JUSTIÇA SOCIAL: O VERDADEIRO SIGNIFICADO DO DESENVOLVIMENTO


JUSTIÇA SOCIAL: O VERDADEIRO SIGNIFICADO DO DESENVOLVIMENTO
Gilvan Teixeira
blog: profgilvanteixeira.blogspot.com


                País desenvolvido é aquele que garante à esmagadora maioria da população boa qualidade de vida. Mais do que números positivos na balança comercial, no PIB, nas taxas de crescimento do mercado interno, etecetera e tal, o que realmente caracteriza um país desenvolvido é a qualidade do ensino, do atendimento médico-hospitalar, da segurança, dos meios de transporte, do saneamento básico, do acesso à informação, do lazer, da infraestrutura, entre outros. O desenvolvimento de um país é medido, ainda, pelo nível de confiança das pessoas nos aparelhos e órgãos do Estado, na capacidade dos entes públicos em darem respostas rápidas e eficazes às demandas suscitadas pelos cidadãos. Um país desenvolvido é aquele que transforma os balancetes frios da economia em escolas, hospitais, praças, rodovias, teatros, etc. País desenvolvido é o que tem seus Poderes constituídos verdadeiramente livres e independentes, jamais amasiados com interesses privados. Desenvolvido é o país que tem ojeriza à corrupção e ao ganho que nasce nas entranhas do crime, organizado ou não. País desenvolvido é o que expurga, de forma exemplar, os que – togados ou não, graduados ou sem estudo, ricos ou sem grandes posses – ofendem os princípios da moralidade, da impessoalidade e da gestão séria e comprometida com o real interesse público. País desenvolvido é o que valoriza a produção, mas também aquele que produz. É o que acredita no ser humano e protege a vida. Desenvolvido é o país que se coaduna à sustentabilidade. É aquele que supera o discurso fácil e transforma em realidade a letra fria e morta da lei. Portanto, o Brasil, nem de perto, é um país desenvolvido.
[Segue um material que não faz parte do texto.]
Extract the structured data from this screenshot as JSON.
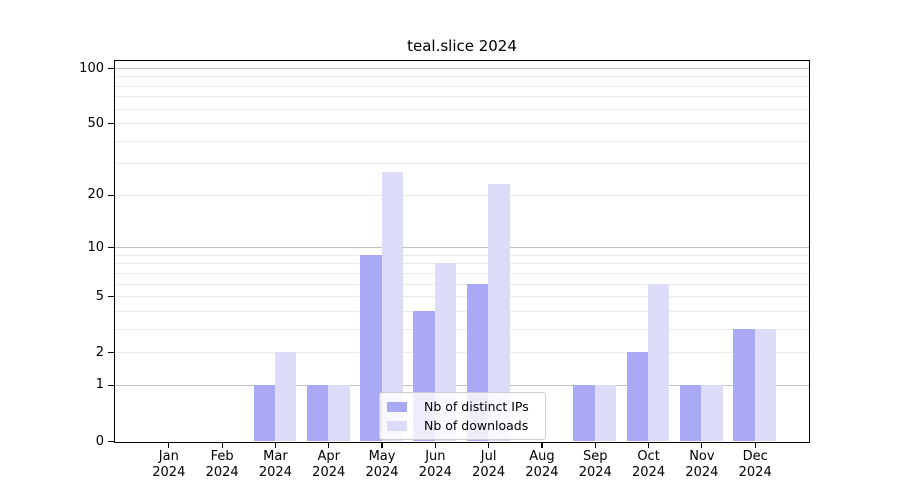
{
  "title": "teal.slice 2024",
  "chart_data": {
    "type": "bar",
    "title": "teal.slice 2024",
    "categories": [
      "Jan 2024",
      "Feb 2024",
      "Mar 2024",
      "Apr 2024",
      "May 2024",
      "Jun 2024",
      "Jul 2024",
      "Aug 2024",
      "Sep 2024",
      "Oct 2024",
      "Nov 2024",
      "Dec 2024"
    ],
    "series": [
      {
        "name": "Nb of distinct IPs",
        "color": "#a9a9f5",
        "values": [
          0,
          0,
          1,
          1,
          9,
          4,
          6,
          0,
          1,
          2,
          1,
          3
        ]
      },
      {
        "name": "Nb of downloads",
        "color": "#dcdcf9",
        "values": [
          0,
          0,
          2,
          1,
          27,
          8,
          23,
          0,
          1,
          6,
          1,
          3
        ]
      }
    ],
    "xlabel": "",
    "ylabel": "",
    "y_scale": "log1p",
    "ylim": [
      0,
      100
    ],
    "y_ticks": [
      0,
      1,
      2,
      5,
      10,
      20,
      50,
      100
    ],
    "y_tick_labels": [
      "0",
      "1",
      "2",
      "5",
      "10",
      "20",
      "50",
      "100"
    ],
    "major_gridlines": [
      1,
      10,
      100
    ],
    "minor_gridlines": [
      2,
      3,
      4,
      5,
      6,
      7,
      8,
      9,
      20,
      30,
      40,
      50,
      60,
      70,
      80,
      90
    ],
    "grid": true,
    "legend_position": "lower center inside plot"
  },
  "legend": {
    "items": [
      "Nb of distinct IPs",
      "Nb of downloads"
    ]
  },
  "colors": {
    "bar_distinct_ips": "#a9a9f5",
    "bar_downloads": "#dcdcf9",
    "grid_major": "#c0c0c0",
    "grid_minor": "#ececec",
    "axis": "#000000",
    "background": "#ffffff",
    "legend_border": "#cccccc"
  }
}
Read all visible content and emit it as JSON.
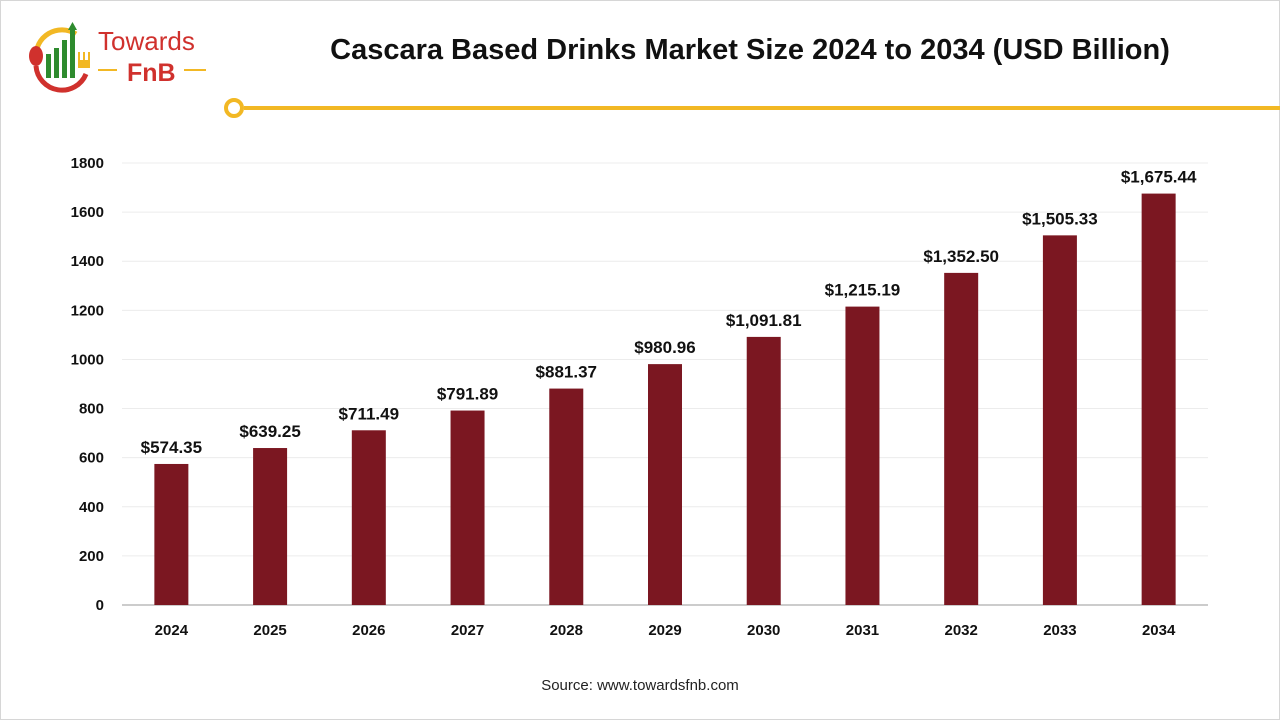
{
  "logo": {
    "line1": "Towards",
    "line2": "FnB"
  },
  "title": "Cascara Based Drinks Market Size 2024 to 2034 (USD Billion)",
  "source": "Source: www.towardsfnb.com",
  "colors": {
    "bar": "#7b1721",
    "accent": "#f2b824",
    "logo_red": "#d0312d",
    "logo_green": "#2e8b2e"
  },
  "chart_data": {
    "type": "bar",
    "title": "Cascara Based Drinks Market Size 2024 to 2034 (USD Billion)",
    "categories": [
      "2024",
      "2025",
      "2026",
      "2027",
      "2028",
      "2029",
      "2030",
      "2031",
      "2032",
      "2033",
      "2034"
    ],
    "values": [
      574.35,
      639.25,
      711.49,
      791.89,
      881.37,
      980.96,
      1091.81,
      1215.19,
      1352.5,
      1505.33,
      1675.44
    ],
    "data_labels": [
      "$574.35",
      "$639.25",
      "$711.49",
      "$791.89",
      "$881.37",
      "$980.96",
      "$1,091.81",
      "$1,215.19",
      "$1,352.50",
      "$1,505.33",
      "$1,675.44"
    ],
    "yticks": [
      0,
      200,
      400,
      600,
      800,
      1000,
      1200,
      1400,
      1600,
      1800
    ],
    "ylim": [
      0,
      1800
    ],
    "grid": true,
    "xlabel": "",
    "ylabel": ""
  }
}
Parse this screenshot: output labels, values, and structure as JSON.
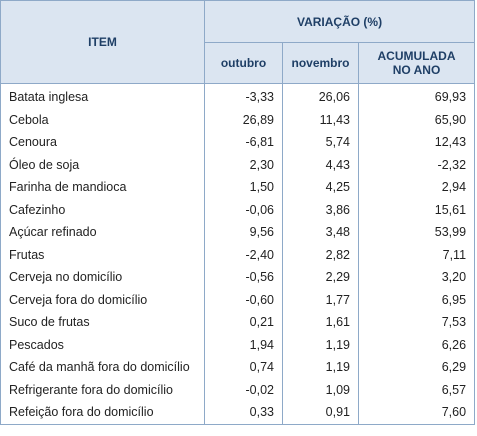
{
  "header": {
    "item": "ITEM",
    "group": "VARIAÇÃO (%)",
    "columns": [
      "outubro",
      "novembro",
      "ACUMULADA NO ANO"
    ]
  },
  "table": {
    "rows": [
      [
        "Batata inglesa",
        "-3,33",
        "26,06",
        "69,93"
      ],
      [
        "Cebola",
        "26,89",
        "11,43",
        "65,90"
      ],
      [
        "Cenoura",
        "-6,81",
        "5,74",
        "12,43"
      ],
      [
        "Óleo de soja",
        "2,30",
        "4,43",
        "-2,32"
      ],
      [
        "Farinha de mandioca",
        "1,50",
        "4,25",
        "2,94"
      ],
      [
        "Cafezinho",
        "-0,06",
        "3,86",
        "15,61"
      ],
      [
        "Açúcar refinado",
        "9,56",
        "3,48",
        "53,99"
      ],
      [
        "Frutas",
        "-2,40",
        "2,82",
        "7,11"
      ],
      [
        "Cerveja no domicílio",
        "-0,56",
        "2,29",
        "3,20"
      ],
      [
        "Cerveja fora do domicílio",
        "-0,60",
        "1,77",
        "6,95"
      ],
      [
        "Suco de frutas",
        "0,21",
        "1,61",
        "7,53"
      ],
      [
        "Pescados",
        "1,94",
        "1,19",
        "6,26"
      ],
      [
        "Café da manhã fora do domicílio",
        "0,74",
        "1,19",
        "6,29"
      ],
      [
        "Refrigerante fora do domicílio",
        "-0,02",
        "1,09",
        "6,57"
      ],
      [
        "Refeição fora do domicílio",
        "0,33",
        "0,91",
        "7,60"
      ]
    ]
  }
}
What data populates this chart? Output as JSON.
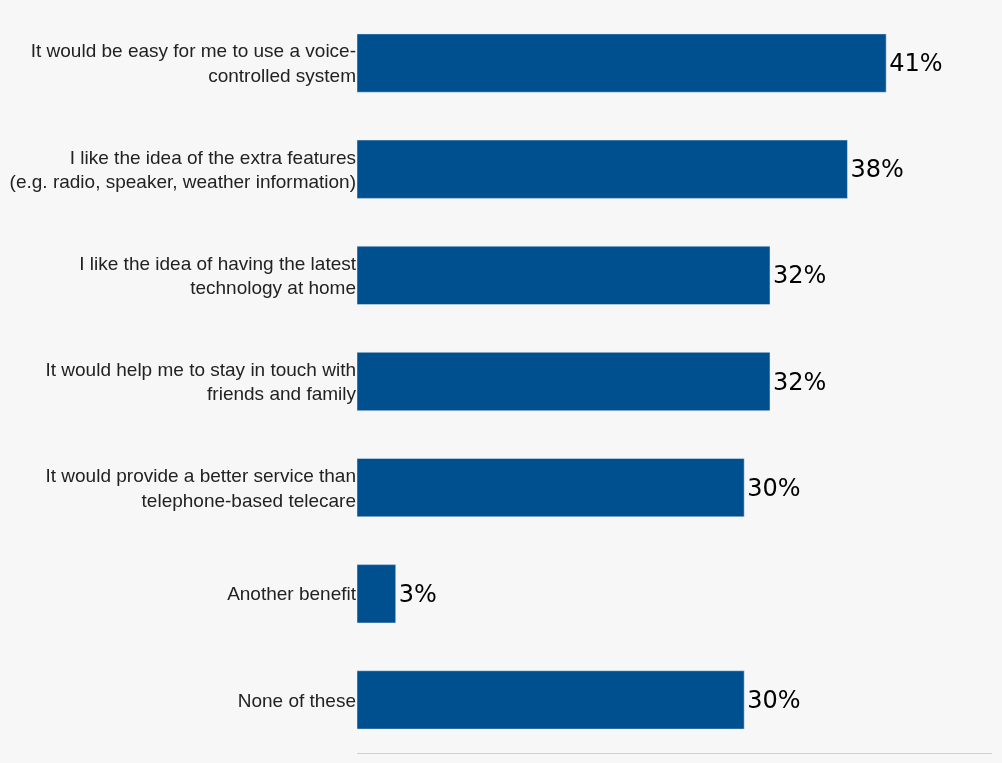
{
  "chart_data": {
    "type": "bar",
    "orientation": "horizontal",
    "categories": [
      "It would be easy for me to use a voice-controlled system",
      "I like the idea of the extra features (e.g. radio, speaker, weather information)",
      "I like the idea of having the latest technology at home",
      "It would help me to stay in touch with friends and family",
      "It would provide a better service than telephone-based telecare",
      "Another benefit",
      "None of these"
    ],
    "values": [
      41,
      38,
      32,
      32,
      30,
      3,
      30
    ],
    "value_labels": [
      "41%",
      "38%",
      "32%",
      "32%",
      "30%",
      "3%",
      "30%"
    ],
    "color": "#00508f",
    "grid": false,
    "legend": false
  }
}
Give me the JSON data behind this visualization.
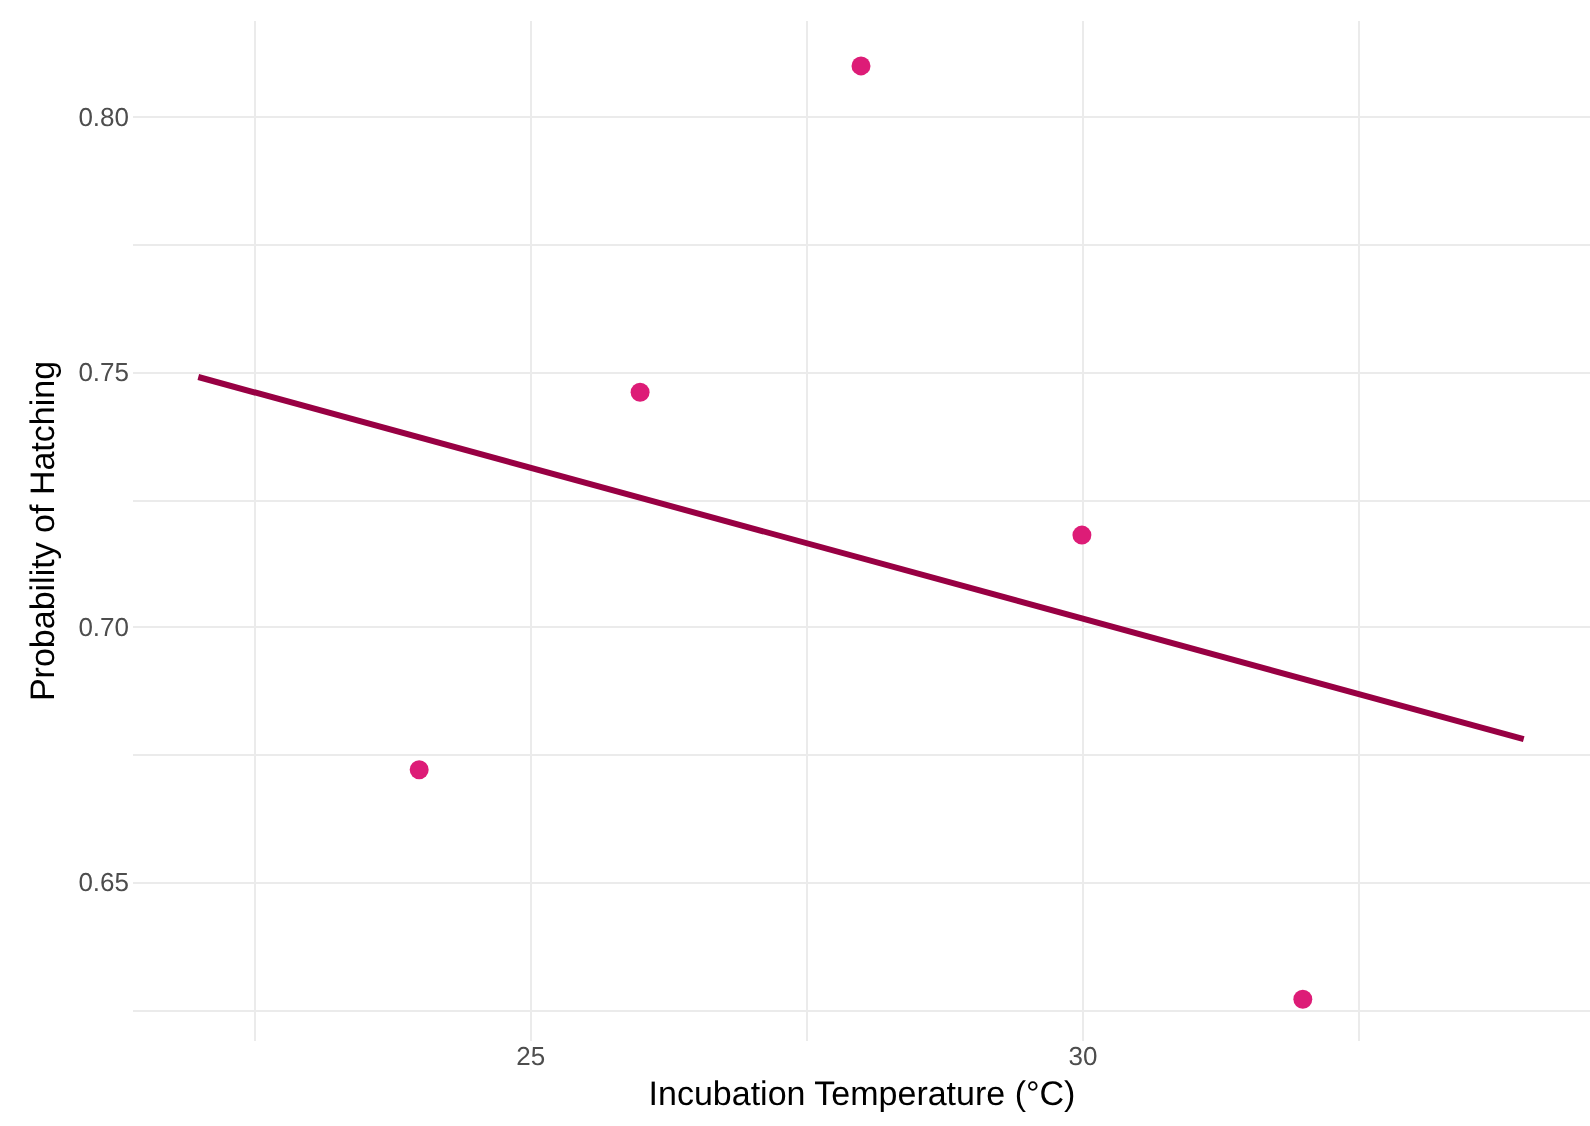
{
  "chart_data": {
    "type": "scatter",
    "xlabel": "Incubation Temperature (°C)",
    "ylabel": "Probability of Hatching",
    "xlim": [
      21.4,
      34.6
    ],
    "ylim": [
      0.619,
      0.819
    ],
    "xticks": [
      {
        "value": 22.5,
        "label": null
      },
      25,
      {
        "value": 27.5,
        "label": null
      },
      30,
      {
        "value": 32.5,
        "label": null
      }
    ],
    "yticks": [
      {
        "value": 0.625,
        "label": null
      },
      {
        "value": 0.65,
        "label": "0.65"
      },
      {
        "value": 0.675,
        "label": null
      },
      {
        "value": 0.7,
        "label": "0.70"
      },
      {
        "value": 0.725,
        "label": null
      },
      {
        "value": 0.75,
        "label": "0.75"
      },
      {
        "value": 0.775,
        "label": null
      },
      {
        "value": 0.8,
        "label": "0.80"
      }
    ],
    "grid": true,
    "marker": "circle",
    "line_style": "solid",
    "series": [
      {
        "color": "#dd1c77",
        "x": [
          24,
          26,
          28,
          30,
          32
        ],
        "values": [
          0.672,
          0.746,
          0.81,
          0.718,
          0.627
        ]
      },
      {
        "type": "line",
        "marker": "none",
        "color": "#980043",
        "x": [
          22,
          34
        ],
        "values": [
          0.749,
          0.678
        ]
      }
    ]
  }
}
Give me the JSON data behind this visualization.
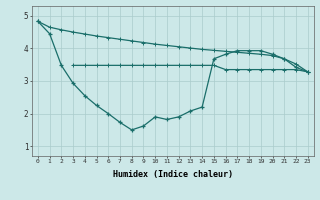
{
  "xlabel": "Humidex (Indice chaleur)",
  "background_color": "#cce8e8",
  "grid_color": "#aacccc",
  "line_color": "#1a6e6a",
  "xlim": [
    -0.5,
    23.5
  ],
  "ylim": [
    0.7,
    5.3
  ],
  "yticks": [
    1,
    2,
    3,
    4,
    5
  ],
  "xticks": [
    0,
    1,
    2,
    3,
    4,
    5,
    6,
    7,
    8,
    9,
    10,
    11,
    12,
    13,
    14,
    15,
    16,
    17,
    18,
    19,
    20,
    21,
    22,
    23
  ],
  "line1_x": [
    0,
    1,
    2,
    3,
    4,
    5,
    6,
    7,
    8,
    9,
    10,
    11,
    12,
    13,
    14,
    15,
    16,
    17,
    18,
    19,
    20,
    21,
    22,
    23
  ],
  "line1_y": [
    4.83,
    4.65,
    4.57,
    4.5,
    4.44,
    4.38,
    4.33,
    4.28,
    4.23,
    4.18,
    4.13,
    4.09,
    4.05,
    4.01,
    3.97,
    3.94,
    3.91,
    3.88,
    3.85,
    3.82,
    3.78,
    3.68,
    3.52,
    3.28
  ],
  "line2_x": [
    0,
    1,
    2,
    3,
    4,
    5,
    6,
    7,
    8,
    9,
    10,
    11,
    12,
    13,
    14,
    15,
    16,
    17,
    18,
    19,
    20,
    21,
    22,
    23
  ],
  "line2_y": [
    4.83,
    4.45,
    3.48,
    2.93,
    2.55,
    2.25,
    2.0,
    1.73,
    1.5,
    1.62,
    1.9,
    1.82,
    1.9,
    2.08,
    2.2,
    3.68,
    3.82,
    3.93,
    3.93,
    3.93,
    3.82,
    3.68,
    3.42,
    3.28
  ],
  "line3_x": [
    3,
    4,
    5,
    6,
    7,
    8,
    9,
    10,
    11,
    12,
    13,
    14,
    15,
    16,
    17,
    18,
    19,
    20,
    21,
    22,
    23
  ],
  "line3_y": [
    3.48,
    3.48,
    3.48,
    3.48,
    3.48,
    3.48,
    3.48,
    3.48,
    3.48,
    3.48,
    3.48,
    3.48,
    3.48,
    3.35,
    3.35,
    3.35,
    3.35,
    3.35,
    3.35,
    3.35,
    3.28
  ]
}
                Nosso país precisa avançar muito no que tange à justiça social e distribuição de renda. Apesar das inegáveis melhorias no aumento do mercado interno e no poder de compra das classes mais baixas – alavancadas por uma perigosa e cara ciranda de crédito aparentemente fácil –, o Brasil ainda convive com enormes e vergonhosos bolsões de miséria. O campo segue marcado pela distribuição desigual das terras, incitando conflitos fundiários com consequências nefastas não apenas para os mais fracos, mas para sociedade como um todo. A relação entre capital e trabalho, apesar de mais estável do que tempos idos, segue a reboque de uma legislação que, por um lado, onera de forma irresponsável o empregador, enquanto, por outro lado, insiste em retirar dos trabalhadores direitos historicamente conquistados. Nunca o Estado arrecadou tanto, resultado de uma insana carga tributária a encarecer o chamado “custo Brasil”, contudo – ainda assim –, nunca esteve tão ameaçado o sistema previdenciário, trazendo profunda insegurança e injustiça no que tange à maioria dos atuais e futuros aposentados. Insegurança é, também, o sentimento que aumenta de forma geometricamente proporcional à permissividade, inoperância, ineficiência, ineficácia e incompetência dos aparelhos preventivo e repressivo do Estado. Estado e crime organizado, por vezes, se confundem. As penas aplicadas aos criminosos, apesar de nem sempre serem em tese brandas, na prática servem de zombaria e pilhéria, haja vista o não cumprimento – de fato – das mesmas. Os presídios, país adentro, são antros do tráfico, da prostituição, das doenças infectocontagiosas, em nada contribuindo para ressocialização dos presos. Servem, tão somente, a interesses espúrios de alguns narcotraficantes associados a alguns inescrupulosos protegidos, às vezes, por mandatos, diplomas ou cargos que, na prática, alimentam o ciclo da corrupção. Enquanto isso, a população segue refém do medo e do sentimento de impotência, para vergonha de toda uma nação.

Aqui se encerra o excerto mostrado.